As if the opportunity wasn’t cool enough, when I learned a bit about the family receiving the home, it struck a chord within. The Fridays have fostered more than 30 children, and last spring they fostered a boy who showed them a video of his 4 siblings, all split up by the system. Declaring that a family should never be split up, the Fridays adopted all 5 children. Because their home was too small, the Fridays were forced to convert their carport into bedrooms to make space for the children. Ironically enough, this story hit kind of close to home for me, because many years ago, my grandparents did a similar thing: despite having 7 kids of their own, they took 3 orphaned children into their home so the siblings wouldn’t have to split up, and raised them as their own. Knowing that my father grew up in a home with a similar situation– and seeing how much difference my grandparent’s act of kindness made in the lives of my adopted Uncles and Aunts– I was able to appreciate the Friday’s sacrifice that much more.
Once the dust settled, Wade met with the family to go over how to operate their new home. He buzzed me an email: “I have to admit that what they raved most about was their fence. They were so happy to have a fence it was crazy.

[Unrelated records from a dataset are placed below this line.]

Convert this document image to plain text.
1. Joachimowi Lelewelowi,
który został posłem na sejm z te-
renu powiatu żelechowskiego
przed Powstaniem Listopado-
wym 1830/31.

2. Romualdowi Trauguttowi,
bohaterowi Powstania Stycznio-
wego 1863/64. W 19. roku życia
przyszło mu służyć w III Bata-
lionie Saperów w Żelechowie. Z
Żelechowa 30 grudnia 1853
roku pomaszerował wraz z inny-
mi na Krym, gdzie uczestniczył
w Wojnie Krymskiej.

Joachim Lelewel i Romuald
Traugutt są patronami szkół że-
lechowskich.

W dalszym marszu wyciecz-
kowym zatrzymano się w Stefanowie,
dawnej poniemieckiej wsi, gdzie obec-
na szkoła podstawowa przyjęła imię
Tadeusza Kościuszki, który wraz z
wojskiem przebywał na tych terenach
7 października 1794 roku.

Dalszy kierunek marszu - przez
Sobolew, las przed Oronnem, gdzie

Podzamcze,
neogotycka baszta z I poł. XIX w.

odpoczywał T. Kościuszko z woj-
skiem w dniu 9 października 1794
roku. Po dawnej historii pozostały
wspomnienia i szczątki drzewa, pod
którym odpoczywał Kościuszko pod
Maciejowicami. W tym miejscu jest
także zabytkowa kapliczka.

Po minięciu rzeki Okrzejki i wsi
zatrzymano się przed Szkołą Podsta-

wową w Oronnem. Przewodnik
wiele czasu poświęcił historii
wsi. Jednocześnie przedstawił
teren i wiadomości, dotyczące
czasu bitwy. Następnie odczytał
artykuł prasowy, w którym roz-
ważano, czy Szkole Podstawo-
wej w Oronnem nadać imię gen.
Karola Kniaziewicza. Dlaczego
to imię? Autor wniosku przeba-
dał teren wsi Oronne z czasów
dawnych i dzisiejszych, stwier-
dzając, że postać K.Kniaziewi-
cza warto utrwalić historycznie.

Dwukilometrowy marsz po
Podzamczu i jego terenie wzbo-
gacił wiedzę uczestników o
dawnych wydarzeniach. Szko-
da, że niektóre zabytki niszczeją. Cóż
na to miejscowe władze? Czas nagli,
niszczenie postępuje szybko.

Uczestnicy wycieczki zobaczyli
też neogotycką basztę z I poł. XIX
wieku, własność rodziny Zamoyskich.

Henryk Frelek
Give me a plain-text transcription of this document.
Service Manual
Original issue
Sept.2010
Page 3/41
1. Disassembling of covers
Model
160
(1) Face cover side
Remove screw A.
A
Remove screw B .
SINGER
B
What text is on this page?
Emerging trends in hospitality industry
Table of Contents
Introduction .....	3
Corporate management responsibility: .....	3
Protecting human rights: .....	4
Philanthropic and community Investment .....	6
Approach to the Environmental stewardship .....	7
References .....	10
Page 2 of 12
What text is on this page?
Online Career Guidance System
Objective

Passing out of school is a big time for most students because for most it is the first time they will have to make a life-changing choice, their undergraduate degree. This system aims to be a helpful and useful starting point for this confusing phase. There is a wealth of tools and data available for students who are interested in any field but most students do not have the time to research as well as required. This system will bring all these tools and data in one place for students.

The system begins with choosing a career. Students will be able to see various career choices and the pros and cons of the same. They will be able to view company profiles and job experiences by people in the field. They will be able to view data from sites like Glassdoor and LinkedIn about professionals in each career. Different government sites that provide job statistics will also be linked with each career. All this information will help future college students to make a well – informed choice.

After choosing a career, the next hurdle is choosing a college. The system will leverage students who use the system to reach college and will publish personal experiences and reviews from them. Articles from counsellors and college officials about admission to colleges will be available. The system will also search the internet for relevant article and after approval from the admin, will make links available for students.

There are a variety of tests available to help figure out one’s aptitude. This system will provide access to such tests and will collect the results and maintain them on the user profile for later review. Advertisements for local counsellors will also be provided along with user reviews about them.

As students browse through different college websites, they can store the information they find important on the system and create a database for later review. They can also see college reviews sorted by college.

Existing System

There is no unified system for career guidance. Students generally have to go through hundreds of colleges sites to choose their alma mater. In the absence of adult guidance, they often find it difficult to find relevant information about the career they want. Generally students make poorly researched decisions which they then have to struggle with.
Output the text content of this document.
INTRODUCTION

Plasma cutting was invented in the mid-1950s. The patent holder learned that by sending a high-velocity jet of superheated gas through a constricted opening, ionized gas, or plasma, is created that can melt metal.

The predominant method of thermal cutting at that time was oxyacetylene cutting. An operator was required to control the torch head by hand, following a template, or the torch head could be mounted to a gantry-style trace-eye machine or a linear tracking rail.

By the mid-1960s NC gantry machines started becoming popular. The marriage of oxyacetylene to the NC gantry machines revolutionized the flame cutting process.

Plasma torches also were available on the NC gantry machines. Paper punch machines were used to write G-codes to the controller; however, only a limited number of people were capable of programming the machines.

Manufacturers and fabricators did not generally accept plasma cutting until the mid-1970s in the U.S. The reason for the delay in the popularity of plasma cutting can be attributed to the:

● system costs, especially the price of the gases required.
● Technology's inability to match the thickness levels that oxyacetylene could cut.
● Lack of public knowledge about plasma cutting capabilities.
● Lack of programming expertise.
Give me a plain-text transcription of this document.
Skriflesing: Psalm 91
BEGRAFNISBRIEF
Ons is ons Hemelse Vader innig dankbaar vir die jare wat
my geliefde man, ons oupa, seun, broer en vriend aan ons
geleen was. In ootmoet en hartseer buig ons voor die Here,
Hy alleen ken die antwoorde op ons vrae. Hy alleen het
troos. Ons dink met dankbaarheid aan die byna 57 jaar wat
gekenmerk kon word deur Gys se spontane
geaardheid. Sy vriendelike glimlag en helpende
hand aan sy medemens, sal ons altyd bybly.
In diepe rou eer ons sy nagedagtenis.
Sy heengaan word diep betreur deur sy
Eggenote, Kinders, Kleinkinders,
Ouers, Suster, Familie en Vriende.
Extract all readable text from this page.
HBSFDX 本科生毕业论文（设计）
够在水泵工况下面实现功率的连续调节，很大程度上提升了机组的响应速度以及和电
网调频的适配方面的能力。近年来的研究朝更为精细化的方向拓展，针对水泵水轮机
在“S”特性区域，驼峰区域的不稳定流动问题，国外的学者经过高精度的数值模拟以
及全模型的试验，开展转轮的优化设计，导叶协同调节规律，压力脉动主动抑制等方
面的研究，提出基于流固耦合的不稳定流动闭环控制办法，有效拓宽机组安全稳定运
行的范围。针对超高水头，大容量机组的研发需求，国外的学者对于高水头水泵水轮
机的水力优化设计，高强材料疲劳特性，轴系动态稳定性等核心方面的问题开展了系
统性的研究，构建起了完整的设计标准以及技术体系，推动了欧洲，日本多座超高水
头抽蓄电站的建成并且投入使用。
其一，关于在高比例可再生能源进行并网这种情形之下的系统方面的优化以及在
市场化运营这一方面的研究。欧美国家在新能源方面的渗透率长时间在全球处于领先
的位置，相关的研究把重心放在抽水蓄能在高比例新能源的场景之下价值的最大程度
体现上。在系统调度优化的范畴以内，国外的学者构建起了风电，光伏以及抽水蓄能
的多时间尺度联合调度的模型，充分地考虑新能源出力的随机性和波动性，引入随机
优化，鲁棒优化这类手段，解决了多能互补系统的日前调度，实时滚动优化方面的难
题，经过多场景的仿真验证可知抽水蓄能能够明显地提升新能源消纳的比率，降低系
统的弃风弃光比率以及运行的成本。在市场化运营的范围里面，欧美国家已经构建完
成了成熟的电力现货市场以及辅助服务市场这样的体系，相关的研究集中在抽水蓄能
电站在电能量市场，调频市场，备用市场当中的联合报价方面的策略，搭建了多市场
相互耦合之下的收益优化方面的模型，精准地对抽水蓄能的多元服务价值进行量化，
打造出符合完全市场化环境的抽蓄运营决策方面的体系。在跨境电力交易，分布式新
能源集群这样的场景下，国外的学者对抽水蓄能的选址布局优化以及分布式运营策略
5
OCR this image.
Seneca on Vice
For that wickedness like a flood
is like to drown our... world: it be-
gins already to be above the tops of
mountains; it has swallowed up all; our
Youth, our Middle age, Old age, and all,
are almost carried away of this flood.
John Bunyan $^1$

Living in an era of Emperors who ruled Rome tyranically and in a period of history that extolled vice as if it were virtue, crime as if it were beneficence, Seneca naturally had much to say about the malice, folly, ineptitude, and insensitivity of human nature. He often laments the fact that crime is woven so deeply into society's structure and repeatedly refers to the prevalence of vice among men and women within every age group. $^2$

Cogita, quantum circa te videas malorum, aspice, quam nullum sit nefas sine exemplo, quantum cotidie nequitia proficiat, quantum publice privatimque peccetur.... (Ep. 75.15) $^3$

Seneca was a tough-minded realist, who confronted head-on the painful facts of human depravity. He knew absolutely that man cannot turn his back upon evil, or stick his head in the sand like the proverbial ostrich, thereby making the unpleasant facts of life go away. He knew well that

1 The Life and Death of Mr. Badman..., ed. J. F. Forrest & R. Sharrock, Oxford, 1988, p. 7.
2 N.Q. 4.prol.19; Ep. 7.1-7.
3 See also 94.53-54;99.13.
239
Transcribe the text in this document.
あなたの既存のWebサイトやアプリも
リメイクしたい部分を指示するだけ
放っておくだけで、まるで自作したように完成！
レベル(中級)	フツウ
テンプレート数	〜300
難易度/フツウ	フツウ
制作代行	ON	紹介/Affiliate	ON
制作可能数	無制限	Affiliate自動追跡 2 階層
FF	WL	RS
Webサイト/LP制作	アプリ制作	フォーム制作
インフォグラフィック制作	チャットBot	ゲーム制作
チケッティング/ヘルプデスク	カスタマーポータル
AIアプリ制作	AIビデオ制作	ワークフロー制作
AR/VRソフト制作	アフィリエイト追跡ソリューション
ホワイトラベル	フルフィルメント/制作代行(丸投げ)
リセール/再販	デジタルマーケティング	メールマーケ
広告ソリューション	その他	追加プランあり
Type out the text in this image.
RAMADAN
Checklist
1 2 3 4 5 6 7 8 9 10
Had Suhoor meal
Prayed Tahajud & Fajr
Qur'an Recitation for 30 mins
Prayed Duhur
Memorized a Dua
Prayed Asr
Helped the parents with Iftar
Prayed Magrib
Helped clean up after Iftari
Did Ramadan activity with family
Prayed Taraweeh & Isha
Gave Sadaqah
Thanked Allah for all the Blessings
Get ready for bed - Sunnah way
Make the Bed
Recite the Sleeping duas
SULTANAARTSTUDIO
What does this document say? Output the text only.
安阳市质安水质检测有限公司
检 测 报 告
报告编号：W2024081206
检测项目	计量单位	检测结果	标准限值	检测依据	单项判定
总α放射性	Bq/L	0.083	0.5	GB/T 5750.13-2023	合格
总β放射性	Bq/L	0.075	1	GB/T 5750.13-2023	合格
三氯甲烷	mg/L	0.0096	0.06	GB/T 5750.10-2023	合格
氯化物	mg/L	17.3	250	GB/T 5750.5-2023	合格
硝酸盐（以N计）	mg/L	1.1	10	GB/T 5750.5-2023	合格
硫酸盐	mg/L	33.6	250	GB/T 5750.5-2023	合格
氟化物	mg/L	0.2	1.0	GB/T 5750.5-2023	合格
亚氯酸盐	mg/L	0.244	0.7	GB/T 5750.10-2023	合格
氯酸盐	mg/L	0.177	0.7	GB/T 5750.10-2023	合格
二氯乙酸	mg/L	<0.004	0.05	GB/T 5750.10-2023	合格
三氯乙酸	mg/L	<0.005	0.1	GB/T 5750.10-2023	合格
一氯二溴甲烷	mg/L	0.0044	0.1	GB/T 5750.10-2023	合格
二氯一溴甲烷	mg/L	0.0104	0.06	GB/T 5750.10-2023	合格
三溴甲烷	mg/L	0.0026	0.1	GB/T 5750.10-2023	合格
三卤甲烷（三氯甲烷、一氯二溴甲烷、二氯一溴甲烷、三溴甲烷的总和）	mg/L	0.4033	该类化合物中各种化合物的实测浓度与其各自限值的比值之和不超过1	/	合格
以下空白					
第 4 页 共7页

I think it’s because there are so many new children coming through their home that they want to keep them off the neighbor’s property.” This email made my day.
The show isn’t scheduled to air until 2012 for a Christmas special, and we’re excited to see the finished episode. We don’t expect to see much fence on the show, because the home’s fence is just a subtle backdrop to define the borders of their property, as any good fence should be. What really matters is being a part of something bigger than ourselves and being able to give back just a little morsel to the community.
Normally we like to hire professionals to do our videos and photography, but since the Extreme Makeover project was last minute, our go-to guys weren’t available. What you see is my ad hoc photography, videoing and attempt to slap it all together. It’s pretty grass roots, but I hope it can at least capture the essence of the experience.